Dışarıdan gelen göçü ikame ettirecek yapılarımız , çalışan işçilerin kaynaşmasını sağlayacak ananevi bağlarımız tamam mı..?
"Yoksa biz yaptık oldu mu denmeli " Elbette denilmemeli her açıdan bakılarak bir yol haritası çizilmeli yoksa bedelleri her iki taraf için de çok ağır olur..! Bunu örneklemek gerekirse Hendek' te ev kiralarının 400,500 civarında olması gerekirken,bugün Hendek'te kiralar 1000 liraya kadar yükselmiş durumda, hatta bazı yerlerde kiralar 1200 lira gibi telaffuz ediliyor. Dışarıdan gelen işçiler için sorun olmayan bu durum Hendek halkını bunaltmış durumda. Nasıl diye soranlar için söyleyeyim,genelde dışarıdan gelen işçi İstanbul gibi metropol şehirlerden geldiğinden,ev fiyatları bu nispette yüksek ve işveren dışarıdan getirdiği işçisine kira yardımı yaptığından yani anlayacağınız dışarıdan gelen işçinin cebine pek yansımıyor.Peki ya bu durumda Hendekli işçi ne yapacak ? 1400 TL olan asgari ücret tabanda faturaları bile ödemeye yetmezken, birde fayiş kira bedeli halkımızın cebini ciddi manada yormaya başladı. Yetkililere bu anlamda çok büyük sorumluluklar yüklendiğini hatırlatmak istedim. Lakin çokta oralı olacaklarını çözüm arayacaklarını düşünmüyorum. Herkes halinden memnun diyerek görmezden gelinecek. Ama bu sıkıntılar ne zaman adli vakalarda geçmeye başlarsa o zaman akıllarını başlarına alırlar o vakitte iş işten geçmiş olur.
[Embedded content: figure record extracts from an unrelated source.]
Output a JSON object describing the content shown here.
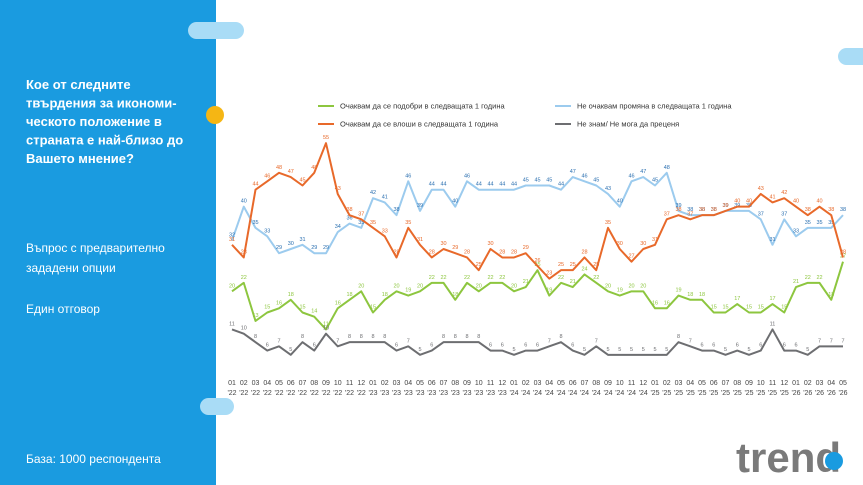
{
  "chart_data": {
    "type": "line",
    "title_lines": [
      "Кое от следните",
      "твърдения за икономи-",
      "ческото положение в",
      "страната е най-близо до",
      "Вашето мнение?"
    ],
    "notes": [
      "Въпрос с предварително",
      "зададени опции",
      "Един отговор"
    ],
    "base": "База:  1000 респондента",
    "logo": "trend",
    "categories": [
      [
        "01",
        "'22"
      ],
      [
        "02",
        "'22"
      ],
      [
        "03",
        "'22"
      ],
      [
        "04",
        "'22"
      ],
      [
        "05",
        "'22"
      ],
      [
        "06",
        "'22"
      ],
      [
        "07",
        "'22"
      ],
      [
        "08",
        "'22"
      ],
      [
        "09",
        "'22"
      ],
      [
        "10",
        "'22"
      ],
      [
        "11",
        "'22"
      ],
      [
        "12",
        "'22"
      ],
      [
        "01",
        "'23"
      ],
      [
        "02",
        "'23"
      ],
      [
        "03",
        "'23"
      ],
      [
        "04",
        "'23"
      ],
      [
        "05",
        "'23"
      ],
      [
        "06",
        "'23"
      ],
      [
        "07",
        "'23"
      ],
      [
        "08",
        "'23"
      ],
      [
        "09",
        "'23"
      ],
      [
        "10",
        "'23"
      ],
      [
        "11",
        "'23"
      ],
      [
        "12",
        "'23"
      ],
      [
        "01",
        "'24"
      ],
      [
        "02",
        "'24"
      ],
      [
        "03",
        "'24"
      ],
      [
        "04",
        "'24"
      ],
      [
        "05",
        "'24"
      ],
      [
        "06",
        "'24"
      ],
      [
        "07",
        "'24"
      ],
      [
        "08",
        "'24"
      ],
      [
        "09",
        "'24"
      ],
      [
        "10",
        "'24"
      ],
      [
        "11",
        "'24"
      ],
      [
        "12",
        "'24"
      ],
      [
        "01",
        "'25"
      ],
      [
        "02",
        "'25"
      ],
      [
        "03",
        "'25"
      ],
      [
        "04",
        "'25"
      ],
      [
        "05",
        "'25"
      ],
      [
        "06",
        "'25"
      ],
      [
        "07",
        "'25"
      ],
      [
        "08",
        "'25"
      ],
      [
        "09",
        "'25"
      ],
      [
        "10",
        "'25"
      ],
      [
        "11",
        "'25"
      ],
      [
        "12",
        "'25"
      ],
      [
        "01",
        "'26"
      ],
      [
        "02",
        "'26"
      ],
      [
        "03",
        "'26"
      ],
      [
        "04",
        "'26"
      ],
      [
        "05",
        "'26"
      ]
    ],
    "ylim": [
      0,
      60
    ],
    "series": [
      {
        "name": "Очаквам да се подобри в следващата 1 година",
        "color": "#8dc63f",
        "values": [
          20,
          22,
          13,
          15,
          16,
          18,
          15,
          14,
          11,
          16,
          18,
          20,
          15,
          18,
          20,
          19,
          20,
          22,
          22,
          18,
          22,
          20,
          22,
          22,
          20,
          21,
          25,
          19,
          22,
          21,
          24,
          22,
          20,
          19,
          20,
          20,
          16,
          16,
          19,
          18,
          18,
          15,
          15,
          17,
          15,
          15,
          17,
          15,
          21,
          22,
          22,
          18,
          27
        ]
      },
      {
        "name": "Не очаквам промяна в следващата 1 година",
        "color": "#9ccbee",
        "values": [
          32,
          40,
          35,
          33,
          29,
          30,
          31,
          29,
          29,
          34,
          36,
          35,
          42,
          41,
          38,
          46,
          39,
          44,
          44,
          40,
          46,
          44,
          44,
          44,
          44,
          45,
          45,
          45,
          44,
          47,
          46,
          45,
          43,
          40,
          46,
          47,
          45,
          48,
          39,
          38,
          38,
          38,
          39,
          39,
          39,
          37,
          31,
          37,
          33,
          35,
          35,
          35,
          38
        ]
      },
      {
        "name": "Очаквам да се влоши в следващата 1 година",
        "color": "#e8692a",
        "values": [
          31,
          28,
          44,
          46,
          48,
          47,
          45,
          48,
          55,
          43,
          38,
          37,
          35,
          33,
          28,
          35,
          31,
          28,
          30,
          29,
          28,
          25,
          30,
          28,
          28,
          29,
          26,
          23,
          25,
          25,
          28,
          25,
          35,
          30,
          27,
          30,
          31,
          37,
          38,
          37,
          38,
          38,
          39,
          40,
          40,
          43,
          41,
          42,
          40,
          38,
          40,
          38,
          28
        ]
      },
      {
        "name": "Не знам/ Не мога да преценя",
        "color": "#6d6e71",
        "values": [
          11,
          10,
          8,
          6,
          7,
          5,
          8,
          6,
          10,
          7,
          8,
          8,
          8,
          8,
          6,
          7,
          5,
          6,
          8,
          8,
          8,
          8,
          6,
          6,
          5,
          6,
          6,
          7,
          8,
          6,
          5,
          7,
          5,
          5,
          5,
          5,
          5,
          5,
          8,
          7,
          6,
          6,
          5,
          6,
          5,
          6,
          11,
          6,
          6,
          5,
          7,
          7,
          7
        ]
      }
    ]
  }
}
Siyasi partiler, sivil toplum kuruluşları, sendikalar, devletin mülki amiri sıfatında olanlar, neden bir masanın etrafında oturup işçi temsilcilerinin katılımıyla bir çalıştay yapmazlar anlamış değilim. Çözümü insanımız mağdur olmadan üretme yoluna neden gidilmez bilmiyorum.
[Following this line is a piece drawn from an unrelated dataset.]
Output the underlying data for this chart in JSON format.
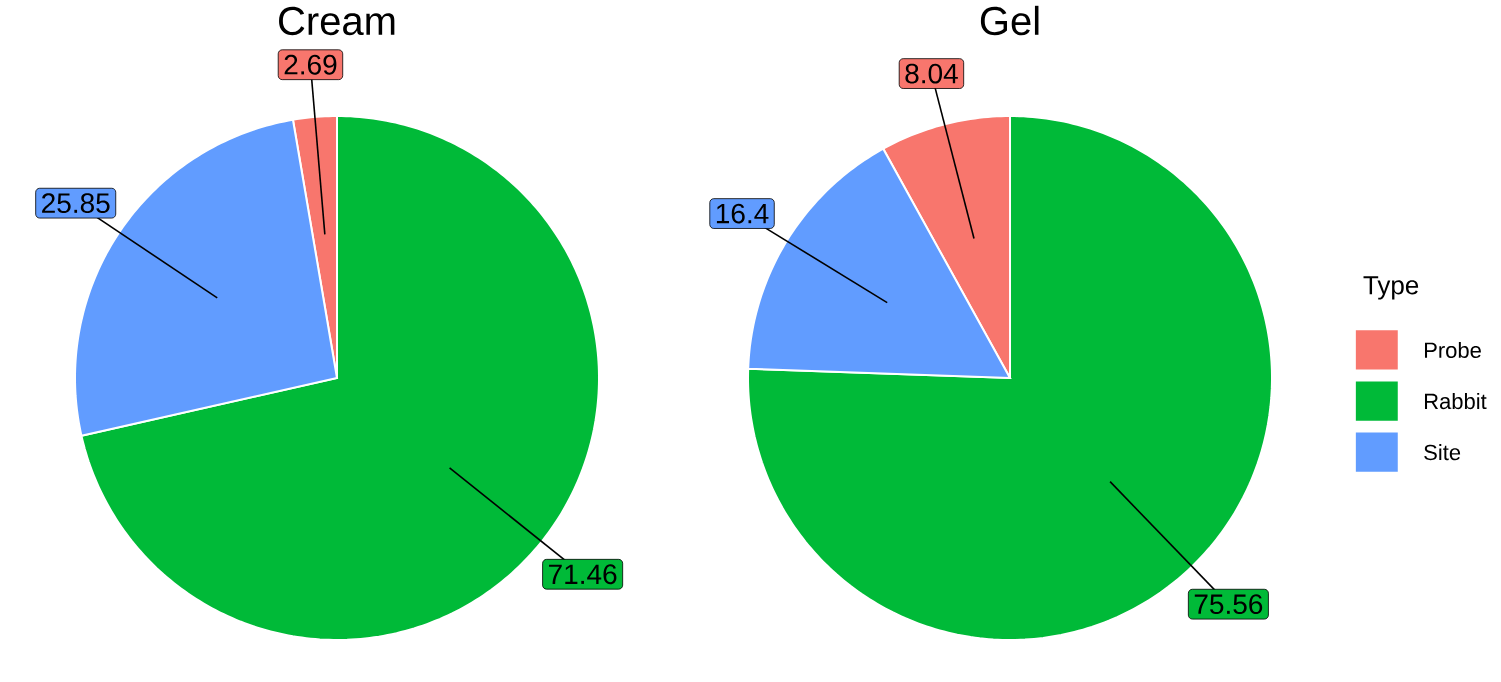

Hendek Belediyesi sadece muteahitlerin mi derdine derman olacak..? Yada aslî görevi olan halka hizmeti görev kabul edip daha iyi yaşanabilir Hendek mi diyecek merak ediyorum. Göreve geldiğinde Sn. Püsküllü bize bir söz vermişti.İşçilerin sıkıntılarını problemlerini yukarıda bulunan meclis salonunda dinleyeceğim demişti.Bizde iki yılın sonunda kendisine bu sözünü hatırlatıyoruz tabi duyarsa..! Duymadım, görmedim, bilmiyorum da diyebilir buda bir üçlemeli seçenek. İşin maddi boyutunu bir örnekte olsa verdik peki sosyolojik anlamda yaşanılacak sıkıntılar ve kültürel farklılıklar bunları nasıl halledeceğiz ? Fabrika sahibi , feodal toprak ağaları ve siyaset üçgeninde ezilen sömürülen işçinin iş yaşamını nasıl düzenleyecekler de işçiyi mutlu edecekler merak ediyorum. Bunu da aslında bir örnekle anlatmak doğru olur. .
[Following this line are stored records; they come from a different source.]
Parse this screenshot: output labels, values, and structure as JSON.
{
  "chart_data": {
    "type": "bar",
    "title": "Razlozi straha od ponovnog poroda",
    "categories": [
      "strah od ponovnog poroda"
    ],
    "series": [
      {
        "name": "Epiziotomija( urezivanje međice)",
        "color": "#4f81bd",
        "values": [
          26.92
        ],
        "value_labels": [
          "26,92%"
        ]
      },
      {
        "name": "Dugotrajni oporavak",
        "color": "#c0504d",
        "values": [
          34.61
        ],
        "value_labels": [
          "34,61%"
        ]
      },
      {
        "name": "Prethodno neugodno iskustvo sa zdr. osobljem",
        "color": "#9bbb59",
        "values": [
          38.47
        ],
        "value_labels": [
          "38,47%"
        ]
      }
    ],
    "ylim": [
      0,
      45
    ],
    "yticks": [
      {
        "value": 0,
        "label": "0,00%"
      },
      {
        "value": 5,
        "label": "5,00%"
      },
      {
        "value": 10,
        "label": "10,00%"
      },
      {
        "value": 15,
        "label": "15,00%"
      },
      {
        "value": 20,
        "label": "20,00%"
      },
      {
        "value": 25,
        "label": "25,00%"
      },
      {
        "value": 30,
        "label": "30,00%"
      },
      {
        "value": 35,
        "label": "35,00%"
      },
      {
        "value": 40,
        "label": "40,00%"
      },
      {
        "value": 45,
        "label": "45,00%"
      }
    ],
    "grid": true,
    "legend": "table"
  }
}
- İşçi rahatsızlanarak hastaneye gider doktor muayene eder.İşçinin hasta olduğuna kanaat getirerek tedavi uygular ardından ilacını yazar buraya kadar herşey normal.Bundan sonrasında rapor pazarlığı başlar aslında doktor üç gün vermek ister ama idare işçiye en fazla iki vereceksin dediği için iki yazayım der - işçi iki gün alınca rapor maaştan kesileceği için üç gün ister ve sonunda her ikisininde isteği olmaz.İşe gitmediği o güne rapor alıp ertesi gün hasta hasta işe gider. Çözümleme gayet net ve işverenden yana olarak bu şekilde düzenlenirken işçinin mutlu olması pek mümkün gözükmüyor.
Nasıllar, niçinler ve soru işaretleriyle bir yaşamı paylaşıyoruz.Düzenlemek ve düzeltmek işçinin yada işverenin elinde değildir. Çalışma hayatını düzenleyecek olan kurumların başında olanlar ve kanun koyuculardır. Bu hususlarda insiyatif kullanılması yada birilerine insiyatif verilmesi kabul edilemez..! İşçi çalışma hayatının kölesi değil asli unsurudur..! Bunu bilip buna göre hareket edilmeli ve işçiye gereken saygı gösterilmelidir. İtibarını zedeleyecek küçük düşürücü hareketlerden onur kırıcı davranışlardan kaçınılmalıdır. Dik başlı onurlu bir yaşamı hak ettiği unutulmamalıdır.